Killing your customers is bad for business because
- It draws the attention of the police, who are explicitly tasked with making your job as hard as possible.
- You’ve killed a customer. Any half-decent drug dealer never sells drugs on credit anyway, so this is kind of a moot point.
At the wholesale level, it’s the same game but on a bigger stage. The cartel violence in Mexico has been going on for almost 40 years, has ripped apart Mexico, and is bleeding into the United States. That violence is between the cartels fighting for control of the market and has led to rampant corruption and the deaths of thousands of people NOT in the cartel.
Imagine what legalizing drugs would do. Making it a legal commodity would simultaneously raise tax revenue and dramatically reduce the violence since these things would become not respectable businesses, but businesses nonetheless. If you doubt that, ask yourself how often you’ve seen a place selling liquor or cigarettes shot up. Those places sell an addictive, destructive poison, but it’s all legal, so they compete legally.
My argument isn’t perfect, and I’ve changed my mind on this a few times over the years, but I think that’s the only way the war on drugs ever ends. As far as I’m concerned, drugs have won that war, and we need to be negotiating terms of peace and reparations.
But let’s be honest. The government doesn’t really want the war on drugs to end. Not only is it profitable for them, but you might find out that some of the people you trust most have been junkies the whole time.
Hard drug users are never who you expect
Not every addict looks like what you expect an addict to look like.
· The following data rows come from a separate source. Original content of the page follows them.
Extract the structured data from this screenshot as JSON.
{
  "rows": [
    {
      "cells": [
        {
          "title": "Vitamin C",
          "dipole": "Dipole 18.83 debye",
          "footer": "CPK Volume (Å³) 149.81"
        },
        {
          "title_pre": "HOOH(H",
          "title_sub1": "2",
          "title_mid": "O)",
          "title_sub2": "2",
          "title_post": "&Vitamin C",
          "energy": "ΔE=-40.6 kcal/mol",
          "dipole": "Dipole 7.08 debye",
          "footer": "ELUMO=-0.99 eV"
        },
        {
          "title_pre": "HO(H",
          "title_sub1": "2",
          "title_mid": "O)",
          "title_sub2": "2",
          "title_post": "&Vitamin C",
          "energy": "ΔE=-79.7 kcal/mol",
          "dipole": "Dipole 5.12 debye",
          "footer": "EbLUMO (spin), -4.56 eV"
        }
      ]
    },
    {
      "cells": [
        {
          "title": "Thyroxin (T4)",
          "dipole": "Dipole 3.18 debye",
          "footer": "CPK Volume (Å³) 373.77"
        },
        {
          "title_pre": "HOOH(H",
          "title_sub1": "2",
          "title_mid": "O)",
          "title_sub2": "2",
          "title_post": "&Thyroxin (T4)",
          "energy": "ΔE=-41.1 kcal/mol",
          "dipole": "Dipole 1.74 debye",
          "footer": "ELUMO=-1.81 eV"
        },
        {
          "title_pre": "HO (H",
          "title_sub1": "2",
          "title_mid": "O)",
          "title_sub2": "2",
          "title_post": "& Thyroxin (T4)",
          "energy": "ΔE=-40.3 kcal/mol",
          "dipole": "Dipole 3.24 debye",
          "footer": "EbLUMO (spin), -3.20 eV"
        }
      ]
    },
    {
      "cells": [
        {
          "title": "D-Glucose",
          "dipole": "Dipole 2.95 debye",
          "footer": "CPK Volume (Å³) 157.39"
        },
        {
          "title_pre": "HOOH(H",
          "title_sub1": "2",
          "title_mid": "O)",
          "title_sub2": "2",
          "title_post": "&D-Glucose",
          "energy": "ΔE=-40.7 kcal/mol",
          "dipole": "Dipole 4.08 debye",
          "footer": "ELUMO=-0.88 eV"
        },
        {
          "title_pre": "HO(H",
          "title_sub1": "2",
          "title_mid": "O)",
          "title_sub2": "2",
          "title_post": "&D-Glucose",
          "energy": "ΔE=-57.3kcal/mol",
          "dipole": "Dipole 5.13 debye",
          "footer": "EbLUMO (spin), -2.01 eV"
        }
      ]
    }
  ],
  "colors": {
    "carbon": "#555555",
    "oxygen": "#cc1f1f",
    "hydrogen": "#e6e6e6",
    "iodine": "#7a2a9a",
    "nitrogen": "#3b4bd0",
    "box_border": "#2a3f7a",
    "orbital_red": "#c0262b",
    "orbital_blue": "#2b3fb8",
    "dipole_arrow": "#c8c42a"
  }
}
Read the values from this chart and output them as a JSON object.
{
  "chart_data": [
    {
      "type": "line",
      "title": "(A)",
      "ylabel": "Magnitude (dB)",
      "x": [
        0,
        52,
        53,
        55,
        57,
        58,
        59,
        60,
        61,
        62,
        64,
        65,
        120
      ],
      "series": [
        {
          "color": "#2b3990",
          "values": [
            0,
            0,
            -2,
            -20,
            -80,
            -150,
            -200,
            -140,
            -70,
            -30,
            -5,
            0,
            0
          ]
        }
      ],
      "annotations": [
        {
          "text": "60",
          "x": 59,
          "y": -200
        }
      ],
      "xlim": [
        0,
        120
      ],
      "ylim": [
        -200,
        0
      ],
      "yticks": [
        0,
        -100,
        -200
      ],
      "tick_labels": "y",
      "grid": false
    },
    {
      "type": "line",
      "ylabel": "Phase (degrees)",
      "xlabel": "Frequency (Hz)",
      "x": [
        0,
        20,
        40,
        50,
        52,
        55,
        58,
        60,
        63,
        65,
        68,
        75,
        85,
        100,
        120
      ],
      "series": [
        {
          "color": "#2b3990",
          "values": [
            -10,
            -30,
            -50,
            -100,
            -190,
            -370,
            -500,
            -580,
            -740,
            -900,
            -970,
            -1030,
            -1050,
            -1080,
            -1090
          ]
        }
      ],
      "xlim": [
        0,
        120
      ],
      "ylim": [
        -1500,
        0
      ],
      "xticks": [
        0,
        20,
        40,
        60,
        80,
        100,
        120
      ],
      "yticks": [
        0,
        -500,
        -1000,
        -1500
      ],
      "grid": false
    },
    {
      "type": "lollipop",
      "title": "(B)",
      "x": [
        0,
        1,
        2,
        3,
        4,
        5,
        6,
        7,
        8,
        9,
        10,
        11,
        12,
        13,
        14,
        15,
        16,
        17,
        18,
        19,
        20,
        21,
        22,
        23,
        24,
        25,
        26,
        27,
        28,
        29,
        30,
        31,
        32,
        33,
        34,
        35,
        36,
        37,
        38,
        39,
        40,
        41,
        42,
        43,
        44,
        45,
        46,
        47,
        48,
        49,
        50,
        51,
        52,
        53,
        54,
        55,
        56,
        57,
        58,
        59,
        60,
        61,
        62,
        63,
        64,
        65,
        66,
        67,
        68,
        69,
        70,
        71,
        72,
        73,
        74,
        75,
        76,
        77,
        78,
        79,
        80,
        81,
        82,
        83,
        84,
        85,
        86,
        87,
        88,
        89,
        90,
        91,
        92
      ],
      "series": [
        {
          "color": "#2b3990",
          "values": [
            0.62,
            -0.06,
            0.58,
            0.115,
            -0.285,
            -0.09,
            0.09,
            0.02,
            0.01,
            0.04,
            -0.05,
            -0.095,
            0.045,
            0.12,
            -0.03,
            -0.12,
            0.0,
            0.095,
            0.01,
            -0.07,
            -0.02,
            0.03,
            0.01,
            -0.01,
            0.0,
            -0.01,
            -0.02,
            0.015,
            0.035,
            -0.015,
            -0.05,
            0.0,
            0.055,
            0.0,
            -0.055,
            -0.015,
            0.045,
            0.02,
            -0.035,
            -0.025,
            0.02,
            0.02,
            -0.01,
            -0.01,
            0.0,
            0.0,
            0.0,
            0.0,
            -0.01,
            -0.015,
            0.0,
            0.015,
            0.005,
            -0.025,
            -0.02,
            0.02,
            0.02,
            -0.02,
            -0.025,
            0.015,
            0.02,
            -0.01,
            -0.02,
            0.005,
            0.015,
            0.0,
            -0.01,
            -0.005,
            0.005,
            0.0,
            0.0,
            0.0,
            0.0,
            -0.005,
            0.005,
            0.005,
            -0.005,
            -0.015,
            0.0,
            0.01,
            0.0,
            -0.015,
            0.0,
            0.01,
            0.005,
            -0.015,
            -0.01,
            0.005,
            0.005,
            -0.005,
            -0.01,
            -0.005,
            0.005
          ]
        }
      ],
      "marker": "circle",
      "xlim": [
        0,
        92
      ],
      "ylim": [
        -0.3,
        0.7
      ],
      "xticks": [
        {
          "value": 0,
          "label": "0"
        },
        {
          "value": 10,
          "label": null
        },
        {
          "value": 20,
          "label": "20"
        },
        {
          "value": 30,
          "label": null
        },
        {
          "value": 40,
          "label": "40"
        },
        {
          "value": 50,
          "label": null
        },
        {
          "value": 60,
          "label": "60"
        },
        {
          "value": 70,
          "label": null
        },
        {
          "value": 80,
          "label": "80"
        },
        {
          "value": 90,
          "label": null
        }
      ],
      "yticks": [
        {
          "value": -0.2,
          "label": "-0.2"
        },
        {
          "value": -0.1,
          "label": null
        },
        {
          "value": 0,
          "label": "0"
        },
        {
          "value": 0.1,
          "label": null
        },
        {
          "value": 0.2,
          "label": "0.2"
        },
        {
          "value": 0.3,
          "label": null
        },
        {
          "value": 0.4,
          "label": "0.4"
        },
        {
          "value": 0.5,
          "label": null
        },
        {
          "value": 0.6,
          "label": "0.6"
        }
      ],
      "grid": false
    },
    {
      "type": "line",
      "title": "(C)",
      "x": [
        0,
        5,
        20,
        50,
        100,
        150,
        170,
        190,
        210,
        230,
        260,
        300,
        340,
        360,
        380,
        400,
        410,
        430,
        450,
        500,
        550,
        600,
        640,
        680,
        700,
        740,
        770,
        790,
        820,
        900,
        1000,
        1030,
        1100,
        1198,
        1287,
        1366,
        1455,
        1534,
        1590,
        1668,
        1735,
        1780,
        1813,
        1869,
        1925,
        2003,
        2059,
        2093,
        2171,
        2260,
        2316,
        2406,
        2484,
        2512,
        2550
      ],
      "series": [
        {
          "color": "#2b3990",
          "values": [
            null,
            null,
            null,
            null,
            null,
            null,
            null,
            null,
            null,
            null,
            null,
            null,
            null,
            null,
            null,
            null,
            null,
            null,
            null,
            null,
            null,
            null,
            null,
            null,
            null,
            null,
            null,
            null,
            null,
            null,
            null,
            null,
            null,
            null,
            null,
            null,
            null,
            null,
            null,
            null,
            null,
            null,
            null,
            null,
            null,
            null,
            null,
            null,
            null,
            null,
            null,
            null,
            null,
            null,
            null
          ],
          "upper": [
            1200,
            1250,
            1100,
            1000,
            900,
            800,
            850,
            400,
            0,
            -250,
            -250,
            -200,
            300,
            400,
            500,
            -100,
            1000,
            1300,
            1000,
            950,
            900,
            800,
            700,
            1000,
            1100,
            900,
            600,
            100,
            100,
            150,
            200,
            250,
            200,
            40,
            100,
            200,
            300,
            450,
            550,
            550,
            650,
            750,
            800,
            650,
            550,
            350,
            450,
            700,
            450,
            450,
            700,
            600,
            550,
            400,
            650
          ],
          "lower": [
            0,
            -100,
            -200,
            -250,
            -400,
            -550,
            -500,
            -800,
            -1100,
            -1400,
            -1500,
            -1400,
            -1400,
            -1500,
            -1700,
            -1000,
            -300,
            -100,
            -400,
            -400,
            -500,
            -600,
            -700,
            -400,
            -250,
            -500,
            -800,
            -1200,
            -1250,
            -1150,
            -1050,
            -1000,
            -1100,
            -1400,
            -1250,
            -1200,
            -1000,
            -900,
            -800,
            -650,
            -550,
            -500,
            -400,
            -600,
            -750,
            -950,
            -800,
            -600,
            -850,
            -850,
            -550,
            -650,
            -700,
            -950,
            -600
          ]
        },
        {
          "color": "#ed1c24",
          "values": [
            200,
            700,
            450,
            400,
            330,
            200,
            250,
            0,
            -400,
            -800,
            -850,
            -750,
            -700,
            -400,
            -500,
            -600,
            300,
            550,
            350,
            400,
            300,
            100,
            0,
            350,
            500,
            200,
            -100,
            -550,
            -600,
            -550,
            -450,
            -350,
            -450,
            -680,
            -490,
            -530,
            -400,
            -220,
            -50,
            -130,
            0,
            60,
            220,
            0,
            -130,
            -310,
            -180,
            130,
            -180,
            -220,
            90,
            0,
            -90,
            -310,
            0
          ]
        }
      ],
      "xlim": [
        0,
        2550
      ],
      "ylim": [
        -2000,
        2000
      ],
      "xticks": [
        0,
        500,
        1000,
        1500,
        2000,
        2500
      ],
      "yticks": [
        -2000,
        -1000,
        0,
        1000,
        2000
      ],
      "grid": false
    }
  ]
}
Many are doctors, lawyers, politicians, and members of law enforcement. I have a friend who was a pretty big player in the dope game in my city for a while, and he told me that many of his customers were people on the nicer side of town who’d connected with him through various ways, one of which was getting arrested.
A 2016 survey of 12,825 lawyers found that 7.4% of them, had used opioids or cocaine in the last 12 months. 5.5% of doctors used the hard stuff in the past year. Anywhere from 20-30%of first responders (police, firemen, EMTs) have struggled with addiction.
I don’t care about most people getting high, but there are some professionals where it’s not a good idea for you to be doing lines, on or off duty.